But there was good news:

1. Good Coaching of Miller

The good coaching of Mike Miller is still showing — as mentioned, they got after it all night; guarded the 3, but Houston is just a very good outside shooting team and their Mike D’Antoni-styled play opens up spacing that every team in the league has had trouble guarding.

2. Barrett Starred

RJ Barrett played Great in the 1st quarter, and in the last quarter — and had a very good game — looked great! He finished with 21 pts on 8-17, 6 rebounds, 3 assists — the boxscore did not reflect properly how great he looked.

3. Smith Jr Looked Great

Dennis Smith Jr looked great — like the old Dennis Smith Jr. He penetrated the lane for dishes or scores, and played a terrific on-ball defense, picking up 7 steals. He had 15 pts on 5-12, with 7 rebounds and 5 assists. Smith has the athleticism, quick feet and hands to be the best defender on the Knicks amongst the guards — rivaling Elfrid Payton — and he showed it in this game.

4. Robinson Played Well

Mitchell Robinson had a good game — blocking shots and slam dunking the ball — he got into foul trouble in the 1st half but didn’t commit fouls in the 2nd half — finishing with 10 pts (on 4-5 shooting), 8 rebounds, and 5 blocks in 26 minutes for a +5.

Good, Great, Solid, Poor

At the end of the game, Knicks announcer Mike Breen commented that Dennis Smith Jr had a “solid game”. After the game, Knicks analyst Bill Pidto said RJ Barrett had a “solid game”. We live in an era of down-played compliments. Nobody wants to use the word “great” anymore or “very good”; instead it’s ”solid”. In baseball, if a guy is a star, other players say “he can play”. The highest compliment one player can give another.

Dotson = Solid?

It’s all a measure of measurements — I’d say Barrett and  Smith had good games as far as the boxscore; but were great on court — RJ in the 1st quarter & last quarter especially. Smith was great especially compared to what he’s done this year; him playing so well was a great development for the Knicks. Mitchell Robinson had a good game — better than “solid”. Damyean Dotson had a solid game.

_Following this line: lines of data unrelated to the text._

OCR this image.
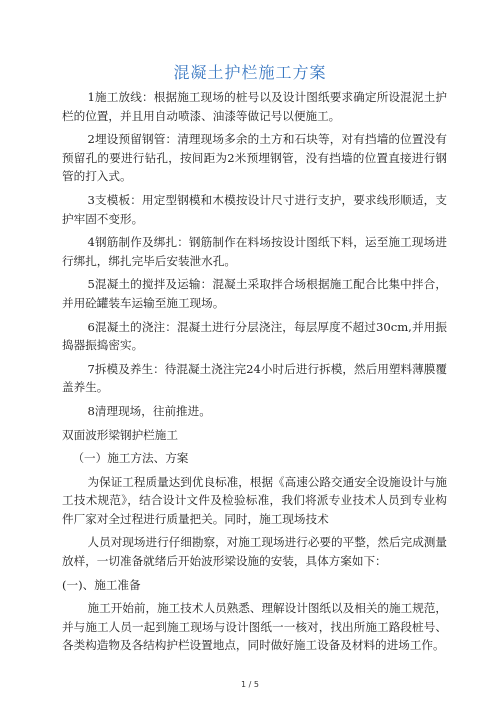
混凝土护栏施工方案

1施工放线：根据施工现场的桩号以及设计图纸要求确定所设混泥土护栏的位置，并且用自动喷漆、油漆等做记号以便施工。

2埋设预留钢管：清理现场多余的土方和石块等，对有挡墙的位置没有预留孔的要进行钻孔，按间距为2米预埋钢管，没有挡墙的位置直接进行钢管的打入式。

3支模板：用定型钢模和木模按设计尺寸进行支护，要求线形顺适，支护牢固不变形。

4钢筋制作及绑扎：钢筋制作在料场按设计图纸下料，运至施工现场进行绑扎，绑扎完毕后安装泄水孔。

5混凝土的搅拌及运输：混凝土采取拌合场根据施工配合比集中拌合，并用砼罐装车运输至施工现场。

6混凝土的浇注：混凝土进行分层浇注，每层厚度不超过30cm,并用振捣器振捣密实。

7拆模及养生：待混凝土浇注完24小时后进行拆模，然后用塑料薄膜覆盖养生。

8清理现场，往前推进。

双面波形梁钢护栏施工

（一）施工方法、方案

为保证工程质量达到优良标准，根据《高速公路交通安全设施设计与施工技术规范》，结合设计文件及检验标准，我们将派专业技术人员到专业构件厂家对全过程进行质量把关。同时，施工现场技术

人员对现场进行仔细勘察，对施工现场进行必要的平整，然后完成测量放样，一切准备就绪后开始波形梁设施的安装，具体方案如下：

(一)、施工准备

施工开始前，施工技术人员熟悉、理解设计图纸以及相关的施工规范，并与施工人员一起到施工现场与设计图纸一一核对，找出所施工路段桩号、各类构造物及各结构护栏设置地点，同时做好施工设备及材料的进场工作。

1 / 5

Although Dotson gets beat more then he should on Defense — he is a bit overrated there, and is a streaky shooter. In the 4th quarter last night, Austin Rivers blew by Dotson for a layup from the left baseline; Dotson was overplaying to Austin’s right. On the next play Eric Gordon drove on Dotson and scored. A few minutes later a bad pass by Dotson got intercepted and taken down the other end on the break for 3-pt play. Yet Dotson looked solid in the boxscore with 9 pts on 3-7 shooting (3-6 from 3) and a -3 in 18 minutes, leaving some Knicks fans on Twitter to continue to say he needs to play more. To me he looks like a “solid” reserve guard; nothing more. He has an NBA body for an off guard (6’7 in the old NBA; 6’6 in today’s stocking feet NBA).

Trier = Great!

Versus Allonzo Trier who is 6’4″ in today’s stocking feet NBA and slender — his biggest obstacle to hurdle. He was in last night for the last 5:30 and immediately started passing first, and then scoring. People gig him for not passing, because that is his reputation, but he’s been pass first since January/February of last year, when he went thru the learning process. Last night the first few times he touched the ball — the first thing he did was pass. And then when he got the ball back. he scored. He looked like the old Allonzo Trier — versus the one we’d seen last month who was playing like he was looking over his shoulder in the brief stints he got. Trier finished with 9 pts on 3-4 shooting (2-2 from 3) and a +12 in 6 minutes; hopefully he gets more playing time now off of that performance.

Meanwhile, Reggie Bullock, who has an NBA off guard body at 6’5 but bulky, was 1-5 in 22 minutes for 3 points — a -25.

Small Ball vs Big Ball

Houston was playing small ball all evening, and the Knicks went to big ball inside — early in the game Julius Randle (17 pts), Mitchell Robinson, Taj Gibson, and Bobby Portis were getting the ball a lot inside from Dennis Smith Jr, as the Knicks kept up with Houston into the 2nd quarter. And RJ Barrett was feasting over the much smaller Austin Rivers who was trying to guard him. But then Mitchell Robinson picked up his 3rd foul, and the Knicks in general did not get into Houston shirts on Defense — as Houston started to hit 3’s to pull out to a 15-point halftime lead. At the half, Houston was 11-23 from 3; NY was 4-12 from 3 — a 21 pt difference.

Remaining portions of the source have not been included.